Once again, Australia’s busiest doctor Karl Kennedy has been left to pick up the pieces, not easy as he is bound to be distracted by the reappearance of his former love Sarah Beaumont. Not something to keep the long marriage of Karl and Susan on an even keel…
It’s just another week at the coalface for actor Alan Fletcher, who has played Doctor Karl for 21 years in total. As we recover from one of ‘Neighbours’ most dramatic ever weeks in its 31-year history, Alan talks to HuffPostUK about the lessons he’s learned along the way and what he’d still like to achieve…
What do you do to switch off from the world?
Play the guitar, simple.
How do you deal with negativity?
From my mother, a spiritualist, she believed in the transmigration of souls, she had a Nietzschean view of the world, which was that anything that comes at you comes for a reason, and you can learn from it. If someone says anything to me that I feel is spectacularly unpleasant, I can feel all the same emotions that anyone would feel, hurt and disappointment, then I can sit back and say, “Well, that has told me to a bit more humble, not to be overinflated about what I do, because there are many people who don’t like it.”
When and where are you happiest?
I have this passion for golf. I am often at my happiest on the golf course, at that second when you hit the ball, as hard as you can, and you watch it sail in a straight line and land right next to where you wanted it to. That’s my nearest thing to Zen.
What’s the best piece of advice you’ve ever been given?
The best piece of advice I was given was one I ignored, that was, don't smoke. I ignored it to my peril. I don’t smoke now, but I do sit back sometimes and wonder, How would my life have been if I hadn’t smoked?

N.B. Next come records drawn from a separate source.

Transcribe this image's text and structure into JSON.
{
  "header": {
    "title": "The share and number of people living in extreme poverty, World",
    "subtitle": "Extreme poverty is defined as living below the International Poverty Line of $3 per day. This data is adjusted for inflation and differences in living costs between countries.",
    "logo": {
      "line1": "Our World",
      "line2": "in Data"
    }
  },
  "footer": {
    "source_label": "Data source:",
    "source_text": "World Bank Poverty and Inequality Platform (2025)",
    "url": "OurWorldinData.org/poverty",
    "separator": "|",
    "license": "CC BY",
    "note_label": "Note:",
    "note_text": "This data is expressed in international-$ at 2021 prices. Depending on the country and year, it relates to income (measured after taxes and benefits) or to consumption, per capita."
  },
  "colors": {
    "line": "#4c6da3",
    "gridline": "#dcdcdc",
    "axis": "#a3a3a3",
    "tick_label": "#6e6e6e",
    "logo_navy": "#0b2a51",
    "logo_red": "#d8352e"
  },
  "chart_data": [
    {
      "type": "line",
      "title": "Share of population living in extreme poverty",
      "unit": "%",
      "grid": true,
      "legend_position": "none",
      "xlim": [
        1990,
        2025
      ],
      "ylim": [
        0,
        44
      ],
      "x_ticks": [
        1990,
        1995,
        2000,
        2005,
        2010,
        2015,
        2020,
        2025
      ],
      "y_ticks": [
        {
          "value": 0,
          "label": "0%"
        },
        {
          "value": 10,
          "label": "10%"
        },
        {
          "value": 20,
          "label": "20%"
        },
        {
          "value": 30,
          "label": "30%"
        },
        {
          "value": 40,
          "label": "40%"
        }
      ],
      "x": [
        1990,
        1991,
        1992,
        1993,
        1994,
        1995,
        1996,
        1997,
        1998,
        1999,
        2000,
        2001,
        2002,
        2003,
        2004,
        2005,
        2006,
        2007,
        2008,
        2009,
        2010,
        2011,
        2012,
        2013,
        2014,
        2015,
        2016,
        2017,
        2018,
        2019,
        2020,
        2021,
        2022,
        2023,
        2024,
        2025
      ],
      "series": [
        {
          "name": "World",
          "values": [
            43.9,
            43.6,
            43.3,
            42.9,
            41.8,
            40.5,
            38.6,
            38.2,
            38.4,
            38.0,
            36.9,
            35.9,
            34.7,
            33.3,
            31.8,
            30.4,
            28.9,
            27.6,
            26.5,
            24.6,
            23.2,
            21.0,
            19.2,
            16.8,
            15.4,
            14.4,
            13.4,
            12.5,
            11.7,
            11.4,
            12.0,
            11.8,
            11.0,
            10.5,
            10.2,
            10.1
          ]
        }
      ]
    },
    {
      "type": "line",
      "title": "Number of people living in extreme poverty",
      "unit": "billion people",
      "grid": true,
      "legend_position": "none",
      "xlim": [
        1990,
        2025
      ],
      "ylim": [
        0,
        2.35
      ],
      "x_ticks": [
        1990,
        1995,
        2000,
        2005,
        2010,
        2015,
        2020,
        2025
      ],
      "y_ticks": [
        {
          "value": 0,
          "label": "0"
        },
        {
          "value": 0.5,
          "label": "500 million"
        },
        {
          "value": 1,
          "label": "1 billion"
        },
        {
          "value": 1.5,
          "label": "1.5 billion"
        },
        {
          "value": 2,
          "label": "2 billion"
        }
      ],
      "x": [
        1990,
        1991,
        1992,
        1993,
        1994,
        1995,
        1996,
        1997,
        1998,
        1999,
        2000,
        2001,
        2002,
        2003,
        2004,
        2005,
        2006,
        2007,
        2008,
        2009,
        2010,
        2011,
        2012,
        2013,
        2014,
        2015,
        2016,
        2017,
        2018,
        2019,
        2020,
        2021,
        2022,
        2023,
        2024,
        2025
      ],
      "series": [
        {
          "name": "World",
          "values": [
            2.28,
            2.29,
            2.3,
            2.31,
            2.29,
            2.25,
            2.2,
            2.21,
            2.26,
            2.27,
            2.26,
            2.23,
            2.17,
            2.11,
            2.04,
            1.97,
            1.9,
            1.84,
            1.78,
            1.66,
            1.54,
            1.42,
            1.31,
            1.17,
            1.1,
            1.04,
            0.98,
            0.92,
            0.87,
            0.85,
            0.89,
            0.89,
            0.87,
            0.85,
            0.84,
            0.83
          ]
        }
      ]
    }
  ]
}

What has been the hardest lesson you’ve learned?
Realising I know a lot less than I would like to know. I’m a lot less informed than that. We often express opinions as if they’re fact, and the hardest thing is when someone catches you out on that, and you realise, ‘I’m faking it here.’
What would you tell your 13-year-old self?

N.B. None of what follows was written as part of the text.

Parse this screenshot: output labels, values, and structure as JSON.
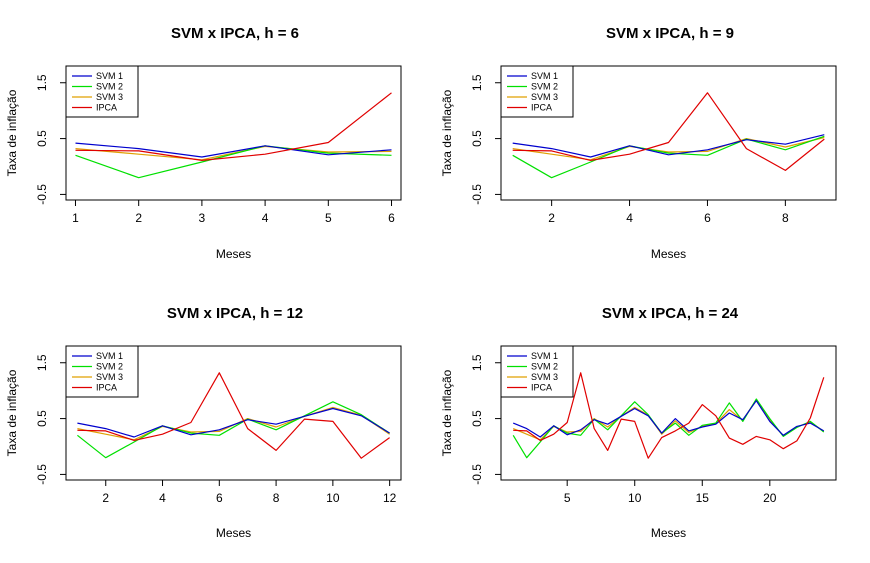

What 3 things are at the top of your to-do list?
Travel more, write more travel blogs and take more photographs.
Spend more time playing the guitar, and more proficiently.
Study – I’m thinking about going back to university, and studying philosophy and politics. I dropped out of university to take up acting, and then I returned again later, but left again. So it’s unfinished business for me. I’m an amateur philosopher, so it would be great to get a proper grounding. My son is about to go to university and I need to gen up so I can talk to him.

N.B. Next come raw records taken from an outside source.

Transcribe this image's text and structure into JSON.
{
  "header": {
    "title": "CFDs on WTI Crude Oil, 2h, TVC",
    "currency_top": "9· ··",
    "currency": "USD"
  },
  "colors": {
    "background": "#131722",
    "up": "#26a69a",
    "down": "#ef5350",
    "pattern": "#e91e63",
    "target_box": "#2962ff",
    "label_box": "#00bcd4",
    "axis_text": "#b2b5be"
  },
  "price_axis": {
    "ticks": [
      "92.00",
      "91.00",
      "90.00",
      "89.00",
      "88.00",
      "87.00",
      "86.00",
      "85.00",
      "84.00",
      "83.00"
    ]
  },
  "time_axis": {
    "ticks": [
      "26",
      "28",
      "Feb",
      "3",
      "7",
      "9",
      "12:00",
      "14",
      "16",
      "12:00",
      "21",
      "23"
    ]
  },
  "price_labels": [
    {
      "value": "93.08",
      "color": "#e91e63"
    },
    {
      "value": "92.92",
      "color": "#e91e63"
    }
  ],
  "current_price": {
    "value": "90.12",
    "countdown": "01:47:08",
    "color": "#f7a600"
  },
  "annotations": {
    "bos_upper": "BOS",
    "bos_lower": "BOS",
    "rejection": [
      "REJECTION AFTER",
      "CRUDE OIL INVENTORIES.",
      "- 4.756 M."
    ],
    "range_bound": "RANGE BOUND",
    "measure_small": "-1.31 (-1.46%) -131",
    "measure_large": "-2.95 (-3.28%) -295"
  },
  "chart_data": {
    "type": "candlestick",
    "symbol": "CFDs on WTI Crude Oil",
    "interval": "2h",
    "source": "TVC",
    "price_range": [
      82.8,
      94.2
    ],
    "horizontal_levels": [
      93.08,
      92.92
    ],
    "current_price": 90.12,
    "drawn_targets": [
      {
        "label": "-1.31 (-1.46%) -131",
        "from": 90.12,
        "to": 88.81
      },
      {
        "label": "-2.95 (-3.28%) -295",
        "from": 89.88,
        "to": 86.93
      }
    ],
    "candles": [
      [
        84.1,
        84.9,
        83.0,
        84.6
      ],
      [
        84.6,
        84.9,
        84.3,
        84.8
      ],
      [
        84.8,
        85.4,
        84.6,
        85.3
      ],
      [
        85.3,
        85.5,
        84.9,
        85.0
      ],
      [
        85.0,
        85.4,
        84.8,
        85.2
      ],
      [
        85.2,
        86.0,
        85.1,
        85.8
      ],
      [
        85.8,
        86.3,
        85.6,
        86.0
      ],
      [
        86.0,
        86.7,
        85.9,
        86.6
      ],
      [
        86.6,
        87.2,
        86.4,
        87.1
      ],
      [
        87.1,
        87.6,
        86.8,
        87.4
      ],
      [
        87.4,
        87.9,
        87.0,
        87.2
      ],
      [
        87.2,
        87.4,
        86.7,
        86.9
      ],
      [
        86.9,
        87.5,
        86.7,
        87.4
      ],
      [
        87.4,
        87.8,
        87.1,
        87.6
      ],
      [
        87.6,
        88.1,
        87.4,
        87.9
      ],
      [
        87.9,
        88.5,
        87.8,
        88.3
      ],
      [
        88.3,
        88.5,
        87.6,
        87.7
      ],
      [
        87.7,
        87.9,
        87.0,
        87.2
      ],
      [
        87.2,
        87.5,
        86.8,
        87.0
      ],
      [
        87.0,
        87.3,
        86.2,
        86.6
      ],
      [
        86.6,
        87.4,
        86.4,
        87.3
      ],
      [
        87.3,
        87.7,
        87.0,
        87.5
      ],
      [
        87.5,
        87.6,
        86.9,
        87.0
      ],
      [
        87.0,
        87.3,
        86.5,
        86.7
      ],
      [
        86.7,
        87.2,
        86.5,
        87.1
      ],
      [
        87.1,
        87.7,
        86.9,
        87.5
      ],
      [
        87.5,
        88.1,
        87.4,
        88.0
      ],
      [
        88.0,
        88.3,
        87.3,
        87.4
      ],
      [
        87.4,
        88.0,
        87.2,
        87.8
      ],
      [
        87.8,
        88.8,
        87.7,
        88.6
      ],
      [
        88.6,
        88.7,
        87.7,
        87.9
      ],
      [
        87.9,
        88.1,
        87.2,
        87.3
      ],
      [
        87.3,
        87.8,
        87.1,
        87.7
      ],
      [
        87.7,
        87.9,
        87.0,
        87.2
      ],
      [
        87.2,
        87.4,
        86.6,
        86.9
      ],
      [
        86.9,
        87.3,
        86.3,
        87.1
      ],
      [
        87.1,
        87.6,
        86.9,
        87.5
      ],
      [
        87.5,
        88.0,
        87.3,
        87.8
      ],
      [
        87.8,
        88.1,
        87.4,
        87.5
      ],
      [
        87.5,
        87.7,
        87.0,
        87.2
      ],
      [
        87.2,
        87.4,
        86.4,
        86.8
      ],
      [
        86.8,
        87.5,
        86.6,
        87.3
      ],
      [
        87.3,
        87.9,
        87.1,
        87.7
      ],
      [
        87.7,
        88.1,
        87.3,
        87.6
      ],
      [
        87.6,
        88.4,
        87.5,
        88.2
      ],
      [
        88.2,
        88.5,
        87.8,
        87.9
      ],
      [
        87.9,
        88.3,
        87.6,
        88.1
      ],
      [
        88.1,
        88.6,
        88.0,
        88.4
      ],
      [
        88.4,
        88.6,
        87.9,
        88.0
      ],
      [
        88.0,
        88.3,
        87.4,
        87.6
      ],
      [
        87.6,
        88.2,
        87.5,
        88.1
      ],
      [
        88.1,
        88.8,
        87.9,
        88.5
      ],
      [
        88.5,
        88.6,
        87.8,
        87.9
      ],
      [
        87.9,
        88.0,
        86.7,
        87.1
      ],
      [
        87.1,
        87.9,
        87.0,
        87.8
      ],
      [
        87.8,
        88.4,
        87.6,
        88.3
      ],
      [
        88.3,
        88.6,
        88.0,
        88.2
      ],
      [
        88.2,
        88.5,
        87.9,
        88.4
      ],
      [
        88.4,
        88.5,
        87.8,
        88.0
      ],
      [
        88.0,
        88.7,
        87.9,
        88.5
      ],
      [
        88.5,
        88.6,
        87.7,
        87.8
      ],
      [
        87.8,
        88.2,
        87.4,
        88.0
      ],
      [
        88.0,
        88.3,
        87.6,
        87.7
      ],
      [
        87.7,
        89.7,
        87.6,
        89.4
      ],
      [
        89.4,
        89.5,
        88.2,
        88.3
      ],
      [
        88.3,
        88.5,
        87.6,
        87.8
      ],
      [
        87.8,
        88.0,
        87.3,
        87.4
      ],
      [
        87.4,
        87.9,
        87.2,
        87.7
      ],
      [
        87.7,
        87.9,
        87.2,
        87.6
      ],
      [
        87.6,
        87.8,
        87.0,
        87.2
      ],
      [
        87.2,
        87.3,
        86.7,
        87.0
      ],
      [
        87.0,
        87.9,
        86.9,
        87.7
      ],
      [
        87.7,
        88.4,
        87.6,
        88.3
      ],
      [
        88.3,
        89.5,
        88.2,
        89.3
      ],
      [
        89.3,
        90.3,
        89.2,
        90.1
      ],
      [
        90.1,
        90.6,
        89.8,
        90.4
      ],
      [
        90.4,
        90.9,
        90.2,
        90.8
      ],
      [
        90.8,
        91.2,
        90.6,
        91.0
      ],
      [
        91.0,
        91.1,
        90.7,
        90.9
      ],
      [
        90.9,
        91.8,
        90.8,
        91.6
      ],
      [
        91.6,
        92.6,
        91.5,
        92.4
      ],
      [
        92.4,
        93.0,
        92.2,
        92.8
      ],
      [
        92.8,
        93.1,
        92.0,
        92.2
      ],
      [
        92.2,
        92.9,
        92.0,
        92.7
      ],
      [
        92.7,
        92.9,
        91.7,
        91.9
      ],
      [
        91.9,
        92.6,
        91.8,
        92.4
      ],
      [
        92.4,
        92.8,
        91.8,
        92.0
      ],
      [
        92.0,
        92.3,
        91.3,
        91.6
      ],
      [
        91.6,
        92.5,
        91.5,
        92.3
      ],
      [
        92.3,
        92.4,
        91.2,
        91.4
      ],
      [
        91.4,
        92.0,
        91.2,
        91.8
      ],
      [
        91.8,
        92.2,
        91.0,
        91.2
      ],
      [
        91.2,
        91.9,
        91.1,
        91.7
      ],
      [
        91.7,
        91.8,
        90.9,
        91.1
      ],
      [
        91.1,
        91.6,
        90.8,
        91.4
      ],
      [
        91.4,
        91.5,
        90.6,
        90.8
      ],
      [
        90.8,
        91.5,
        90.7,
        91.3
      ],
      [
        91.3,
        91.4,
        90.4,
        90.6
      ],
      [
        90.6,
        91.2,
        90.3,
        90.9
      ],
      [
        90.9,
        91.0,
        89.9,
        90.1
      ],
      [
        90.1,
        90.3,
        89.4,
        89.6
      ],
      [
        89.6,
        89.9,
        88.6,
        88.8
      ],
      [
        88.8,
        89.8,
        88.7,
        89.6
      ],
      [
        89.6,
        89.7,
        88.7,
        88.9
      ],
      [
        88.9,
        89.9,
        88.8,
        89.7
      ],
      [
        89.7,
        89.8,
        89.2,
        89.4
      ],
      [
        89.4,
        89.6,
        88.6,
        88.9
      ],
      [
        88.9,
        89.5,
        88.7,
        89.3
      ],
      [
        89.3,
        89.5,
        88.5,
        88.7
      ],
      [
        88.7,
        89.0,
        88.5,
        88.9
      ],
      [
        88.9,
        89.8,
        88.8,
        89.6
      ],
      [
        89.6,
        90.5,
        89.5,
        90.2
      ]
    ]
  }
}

It’s not so much racking up achievements as wanting to remain stimulated and stimulating to others.
What do you think happens when we die?
We’re gone. Unfortunately, transmigration of souls is not something I believe in. Obviously, I don’t know definitely what happens, and it always distresses me when people tell me they do, because they can’t offer me any evidence. What I do know is, whatever may happen later on, it doesn’t matter to me now. It would disappoint me to return as a frog, but that’s about it.
When do you feel a sense that we live in the presence of something bigger than ourselves?
When I’m surrounded by nature. I was in Iceland earlier in the year, 3 o clock in the morning, standing on the edge of a glacier, freezing, waiting for Northern Lights. And they came.
Places of majesty and size, and also urban landscapes. I marvel equally at engineering, the achievement of which man is capable. I look at aeroplanes and think, every bolt, how did that happen? I think, I’m nothing here, I’m a guy who walks around in a soap opera pretending to be a doctor.
What do you try to bring to your relationships?
To be present, to listen to them. If someone phones me for a beer and a chat, I’m there.
What keeps you grounded?
The kids. They are my major concern in the world. I have two, 18 and 20. When I get home, my life in the house is real, it’s huge and always evolving. It doesn’t matter who you are. I have two dogs too, that’ll do it.
What was the last good deed or act of kindness you received?
There are so many. It’s so easy to forget them, but they’re really important. I lost a smart watch a while ago, and our television station, I did a little bit of publicity for them, and they bought us all an Apple watch. Just on that same day, which was lovely. But it also makes you remember, easy come, easy go.
'Neighbours' airs on Channel 5, weekdays – 1.45pm and 5.30pm.